Sadece seninle mutluyum. Sadece sen bana böylesine bakmazken ağlarım da. Bir dosttan ileri gidemedim gözünde. Bir dost gibi sevemedim hiç seni.
Sadece ikimiz gecenin karanlığında bir başımıza, sırf koşmak için koşmuşuz sanki , koşmuş da içimizde bir ateş alevlenmiş. Sonra oturmuşuz tüttürmüşüz. Tüttürmüşüz de boğulmuşum dumanında.
Sen benim sigaramın dalını çekmişsin içine, ben seninkini. Sonra öpüşmüşüz, ölüşmüşüz. İçimize çeke çeke birbirimizi. Benim başparmağım senin küçük beninde, senin gözlerin kapalı , mutluluktan ağlıyor içinde.
İşte böyle eğleniyorum. Sen ise tek başına kırmızı led ışıkların esirinde, küçük ucuz bir barda dans ediyorsun. Sen de işte öyle eğleniyorsun.
Ellerin vücudunda, gözlerin ise etrafta. Birisini bekliyorsun. Kimi beklediğini biliyorum.
Jimin kapıdan içeri atıyor kendini, dışarıda bir yağmur bir yağmur. Pembe saçları akmış bu sefer. Pamuk şeker benzeri, sevimli gözüküyor. Vücudunu sarmış dar kıyafetleri, her bir kıvrımını ortaya dökmüş.
Gözleriniz buluşuyor, sarılıyor merhabalaşıyorsunuz. Benim elimi sıkıyor.
"Merhaba Jungkook, seni burda görmek ne güzel."
Elimde diğer bir ucuz içki, siz başka bir yerde sohbete dalmışken gözlerimi sizden alamıyorum. Bir yudum daha alıyor, gözlerimi kapatıp sakinleşmeye çalışıyorum. Sakinleşiyorum da. İçime atıyorum, zehirli kırmızı sıvıyı. Yaşanmışlıkları. Umutları.
Elinden tutup yukarı çıkarıyorsun onu. Yapmamalıyım. Ama arkanızdan gidiyorum. Odaya giriyorsunuz. Gizlice bakıyorum duvarın arkasından. Yere oturuyorum. Şaraptan bir yudum daha alıyorum.

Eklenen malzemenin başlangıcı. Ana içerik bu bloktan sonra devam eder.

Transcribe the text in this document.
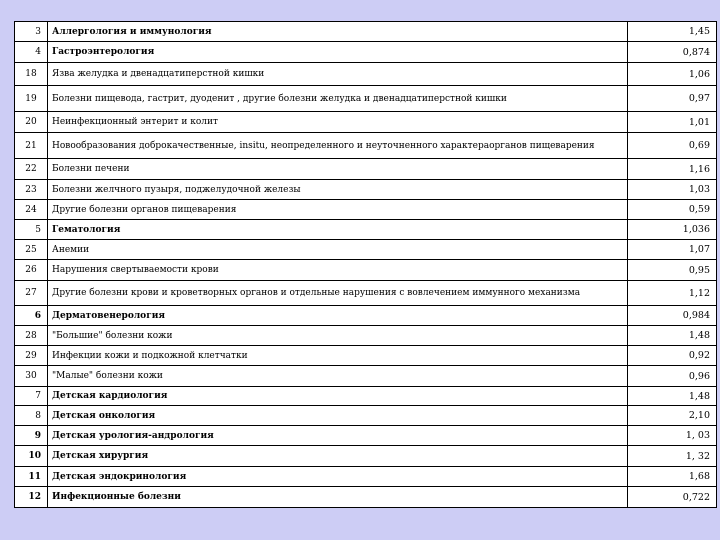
3	Аллергология и иммунология	1,45
4	Гастроэнтерология	0,874
18	Язва желудка и двенадцатиперстной кишки	1,06
19	Болезни пищевода, гастрит, дуоденит , другие болезни желудка и двенадцатиперстной кишки	0,97
20	Неинфекционный энтерит и колит	1,01
21	Новообразования доброкачественные, insitu, неопределенного и неуточненного характераорганов пищеварения	0,69
22	Болезни печени	1,16
23	Болезни желчного пузыря, поджелудочной железы	1,03
24	Другие болезни органов пищеварения	0,59
5	Гематология	1,036
25	Анемии	1,07
26	Нарушения свертываемости крови	0,95
27	Другие болезни крови и кроветворных органов и отдельные нарушения с вовлечением иммунного механизма	1,12
6	Дерматовенерология	0,984
28	"Большие" болезни кожи	1,48
29	Инфекции кожи и подкожной клетчатки	0,92
30	"Малые" болезни кожи	0,96
7	Детская кардиология	1,48
8	Детская онкология	2,10
9	Детская урология-андрология	1, 03
10	Детская хирургия	1, 32
11	Детская эндокринология	1,68
12	Инфекционные болезни	0,722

Yanıma birkaç kişi geliyor. Aşağıdan müzik sesi yükselmiş. İnsanlar dolmuş taşmış, birkaçı da beni rahatsız etmeye gelmiş. Genç bir çocuk, benden büyük ama beyaz ölü tenli, ölü bakışlı.

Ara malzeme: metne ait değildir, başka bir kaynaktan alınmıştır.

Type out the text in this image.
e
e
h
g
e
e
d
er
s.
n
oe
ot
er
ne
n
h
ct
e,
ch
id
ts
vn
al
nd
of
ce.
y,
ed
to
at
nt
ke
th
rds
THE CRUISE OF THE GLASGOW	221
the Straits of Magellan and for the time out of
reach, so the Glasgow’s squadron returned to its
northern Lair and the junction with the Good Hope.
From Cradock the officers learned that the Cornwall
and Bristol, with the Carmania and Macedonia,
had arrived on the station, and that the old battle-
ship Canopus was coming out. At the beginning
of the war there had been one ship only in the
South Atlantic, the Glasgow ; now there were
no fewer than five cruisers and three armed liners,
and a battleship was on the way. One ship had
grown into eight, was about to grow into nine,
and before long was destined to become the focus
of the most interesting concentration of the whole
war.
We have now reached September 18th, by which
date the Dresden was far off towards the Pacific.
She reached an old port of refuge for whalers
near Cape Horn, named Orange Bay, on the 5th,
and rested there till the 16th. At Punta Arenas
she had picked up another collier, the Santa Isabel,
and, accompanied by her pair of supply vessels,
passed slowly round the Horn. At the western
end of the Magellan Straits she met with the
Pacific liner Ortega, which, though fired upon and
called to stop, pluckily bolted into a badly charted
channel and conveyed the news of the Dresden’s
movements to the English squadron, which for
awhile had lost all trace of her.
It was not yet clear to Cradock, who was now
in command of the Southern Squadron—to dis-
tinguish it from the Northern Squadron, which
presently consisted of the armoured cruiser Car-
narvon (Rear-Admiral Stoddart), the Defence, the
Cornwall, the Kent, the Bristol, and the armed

Yüzünde bir iğreniş mi yoksa acıma mı var anlayamıyorum. Yanıma oturuyor. Tanımadığım çocuğun omzunda ağlıyorum. Elimdeki bardağı alıp kendi ağzına götürüyor. Adem elmasına bakıyorum içli içli. Bir kırmızı zehir damlası dudaklarından çenesine akıyor.
"Yoongi."
"Jungkook."
Kısaca tanışıyoruz. Gözyaşlarımı siliyor, senin hiç yapmadığın gibi. Hiç silmediğin gözyaşlarımı siliyor o. Birkaç saniyelik dost. Birkaç yıllık dostu yıkıp geçiyor. Yoongi'nin gözlerine bakıyorum. Elimi tutuyor. Tıpkı senin onun elini tuttuğun gibi.

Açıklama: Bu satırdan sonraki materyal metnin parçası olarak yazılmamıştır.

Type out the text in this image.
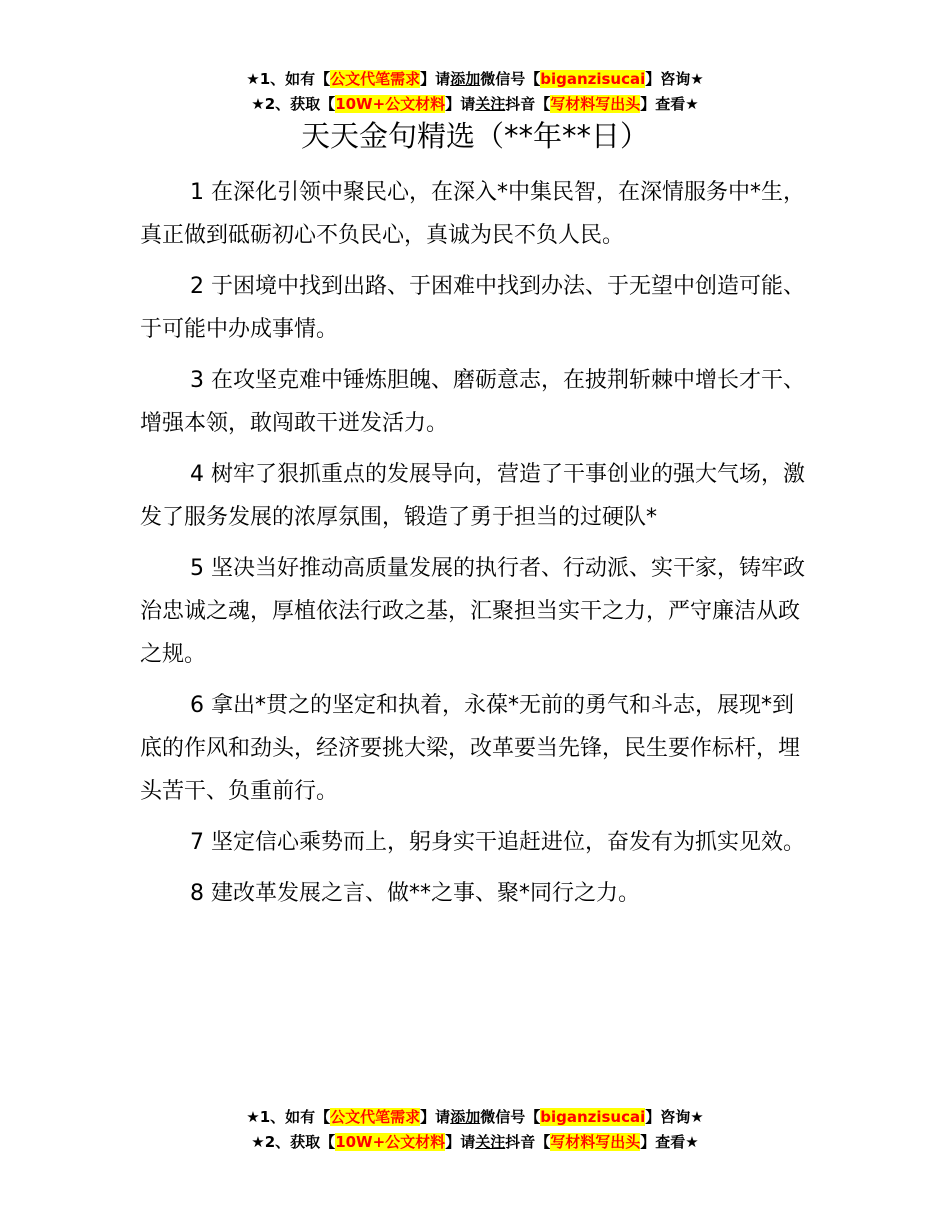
★1、如有【公文代笔需求】请添加微信号【biganzisucai】咨询★
★2、获取【10W+公文材料】请关注抖音【写材料写出头】查看★
天天金句精选（**年**日）

1 在深化引领中聚民心，在深入*中集民智，在深情服务中*生，真正做到砥砺初心不负民心，真诚为民不负人民。

2 于困境中找到出路、于困难中找到办法、于无望中创造可能、于可能中办成事情。

3 在攻坚克难中锤炼胆魄、磨砺意志，在披荆斩棘中增长才干、增强本领，敢闯敢干迸发活力。

4 树牢了狠抓重点的发展导向，营造了干事创业的强大气场，激发了服务发展的浓厚氛围，锻造了勇于担当的过硬队*

5 坚决当好推动高质量发展的执行者、行动派、实干家，铸牢政治忠诚之魂，厚植依法行政之基，汇聚担当实干之力，严守廉洁从政之规。

6 拿出*贯之的坚定和执着，永葆*无前的勇气和斗志，展现*到底的作风和劲头，经济要挑大梁，改革要当先锋，民生要作标杆，埋头苦干、负重前行。

7 坚定信心乘势而上，躬身实干追赶进位，奋发有为抓实见效。

8 建改革发展之言、做**之事、聚*同行之力。

★1、如有【公文代笔需求】请添加微信号【biganzisucai】咨询★
★2、获取【10W+公文材料】请关注抖音【写材料写出头】查看★
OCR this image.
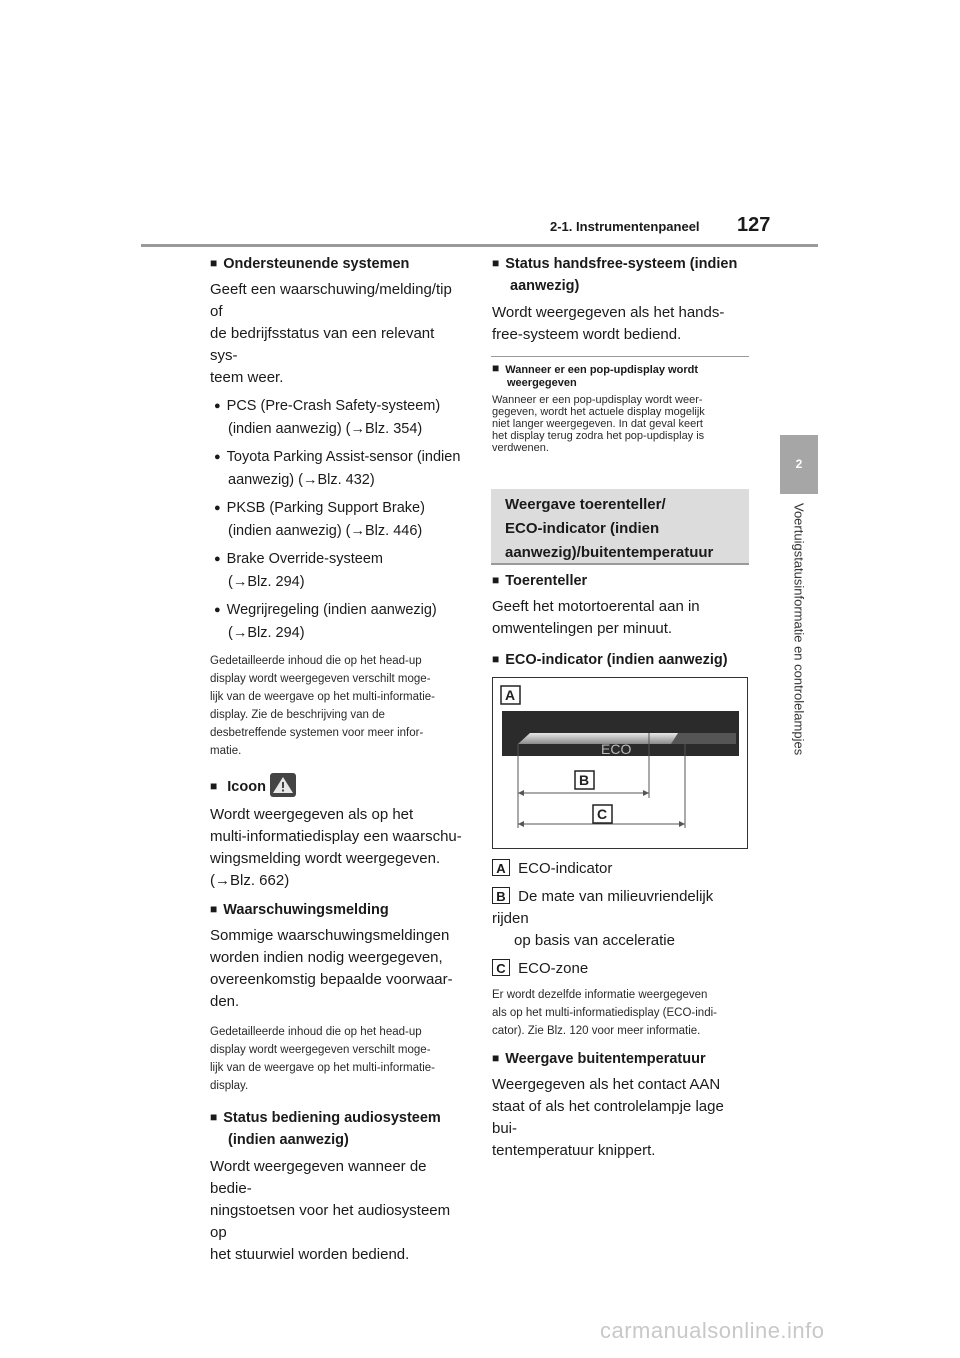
2-1. Instrumentenpaneel 127
2
Voertuigstatusinformatie en controlelampjes
■ Ondersteunende systemen
Geeft een waarschuwing/melding/tip of
de bedrijfsstatus van een relevant sys-
teem weer.
● PCS (Pre-Crash Safety-systeem)
(indien aanwezig) (→Blz. 354)
● Toyota Parking Assist-sensor (indien
aanwezig) (→Blz. 432)
● PKSB (Parking Support Brake)
(indien aanwezig) (→Blz. 446)
● Brake Override-systeem
(→Blz. 294)
● Wegrijregeling (indien aanwezig)
(→Blz. 294)
Gedetailleerde inhoud die op het head-up
display wordt weergegeven verschilt moge-
lijk van de weergave op het multi-informatie-
display. Zie de beschrijving van de
desbetreffende systemen voor meer infor-
matie.
■ Icoon
Wordt weergegeven als op het
multi-informatiedisplay een waarschu-
wingsmelding wordt weergegeven.
(→Blz. 662)
■ Waarschuwingsmelding
Sommige waarschuwingsmeldingen
worden indien nodig weergegeven,
overeenkomstig bepaalde voorwaar-
den.
Gedetailleerde inhoud die op het head-up
display wordt weergegeven verschilt moge-
lijk van de weergave op het multi-informatie-
display.
■ Status bediening audiosysteem
(indien aanwezig)
Wordt weergegeven wanneer de bedie-
ningstoetsen voor het audiosysteem op
het stuurwiel worden bediend.
■ Status handsfree-systeem (indien
aanwezig)
Wordt weergegeven als het hands-
free-systeem wordt bediend.
■ Wanneer er een pop-updisplay wordt
weergegeven
Wanneer er een pop-updisplay wordt weer-
gegeven, wordt het actuele display mogelijk
niet langer weergegeven. In dat geval keert
het display terug zodra het pop-updisplay is
verdwenen.
Weergave toerenteller/
ECO-indicator (indien
aanwezig)/buitentemperatuur
■ Toerenteller
Geeft het motortoerental aan in
omwentelingen per minuut.
■ ECO-indicator (indien aanwezig)
ECO
A
B
C
A ECO-indicator
B De mate van milieuvriendelijk rijden
op basis van acceleratie
C ECO-zone
Er wordt dezelfde informatie weergegeven
als op het multi-informatiedisplay (ECO-indi-
cator). Zie Blz. 120 voor meer informatie.
■ Weergave buitentemperatuur
Weergegeven als het contact AAN
staat of als het controlelampje lage bui-
tentemperatuur knippert.
carmanualsonline.info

Kaldırıyor beni, odaya giriyoruz. Kiralanmış zevklerin yaşandığı iğrenç bir oda. Yatağa uzanıyor, yanına kıvrılıyorum. Bilmem kaç kişinin acılarının, zevklerinin altında ona güveniyor, yanında yatıyorum.
Bana dünyaları verseler, gökyüzüm, ben yine kafamı kaldırır sana bakardım. Lüzumu yok beni sevmene. En yukarıdasın hep, ulaşamayacağımda. Benim parmağımın değdiğinin bir tık üstünde.
Gökyüzüm. Sana ulaşamadığım her bir saniye bana yağmurunu bahşettin. Bana yağmurunu yeter kıldın. Teşekkür ederim. Sana kendimi sunmama izin ver. Sana her bir mavini tekrardan gösterebilirim.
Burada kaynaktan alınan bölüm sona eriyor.